I really think the repetition in manners instruction does the same thing – gives a way for good manners to be at the top of a child’s mind even during a situation that is new or stressful.
Hello, Deb. Thank you so much for this post. I am glad it is still on time for me. My kids are quite good at saying thank you, but I still think they could do better, like adding something about the present. I was considering preparing the thank you cards with them this year. I still will do, but you gave me the idea of preparing them beforehand. We can do the decorations and leave the message for after Christmas, so we can add something special about the present itself. Every time I come here, I learn a new thing. God bless you!
Deb Chitwood says
Thanks so much for your kind comment, Hilra! I like your idea of preparing thank you notes beforehand but leaving the decorations and message for after Christmas. God bless you, too!
I will have a look around to see if I find a post on “eye contact”, but if not, I will be back to ask you some advice 😉
Deb Chitwood says
Thanks so much for bringing attention to the topic of eye contact. I just started a discussion thread in Blog Frog called “Do you think it’s appropriate for children to make eye contact and/or offer their hand to shake hands with an adult?”: http://theblogfrog.com/1378313/forum/69966/do-you-think-it’s-appropriate-for-children-to-make-eye-contact-and-or-offer-their-hand-to-shake-hands-with-an-adult.html. I’d love to hear about your cultural traditions and anything you find online about eye contact!
From the number of comments, it seems that people agree with you that this is important – and I do, too! My son and I had fun the other day practicing receiving gifts. I had him pretend to open a gift from me and said, “It’s spinach!!” to test his courtesy when getting a gift he didn’t exactly want. He passed the test, grinning. But this is a comprehensive list that I will have to use as a model next time we do it. I hadn’t thought to tack on putting the wrapping paper away and reminding him that he writes a thank you note later. This will round out our role play!

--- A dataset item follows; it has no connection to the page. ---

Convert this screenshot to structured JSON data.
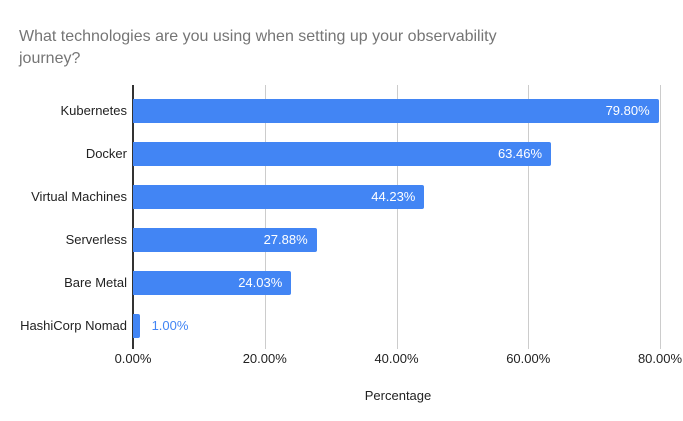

Thanks so much for your kind comment, Kristy! I love your idea of having your son say, “It’s spinach!” 🙂
Little Wonders' Days says
You know I loved this post last year and I love it every bit as much this year! Thanks for the wonderful reminder and for linking up to AfterSchool.
Thanks, Kelly! And I’ve always loved your related post, which I’d added to https://livingmontessorinow.com/2011/09/13/grace-and-courtesy-games-at-home-or-school/. 🙂
This is such great advice! Thanks for joining in the Afterschool Blog Hop!
Thanks, Julie! I’m definitely an advocate of preparing children for events in advance. Have a wonderful holiday season! 🙂
Great ideas, I especially liked the suggestion of practicing through pretend play. Visiting from Afterschool!
Thanks so much, Natalie! It’s nice that kids can have fun while learning good manners! Have a great holiday season! 🙂
Thanks for the nice tips. Being a teacher it will helps me lot. Great article.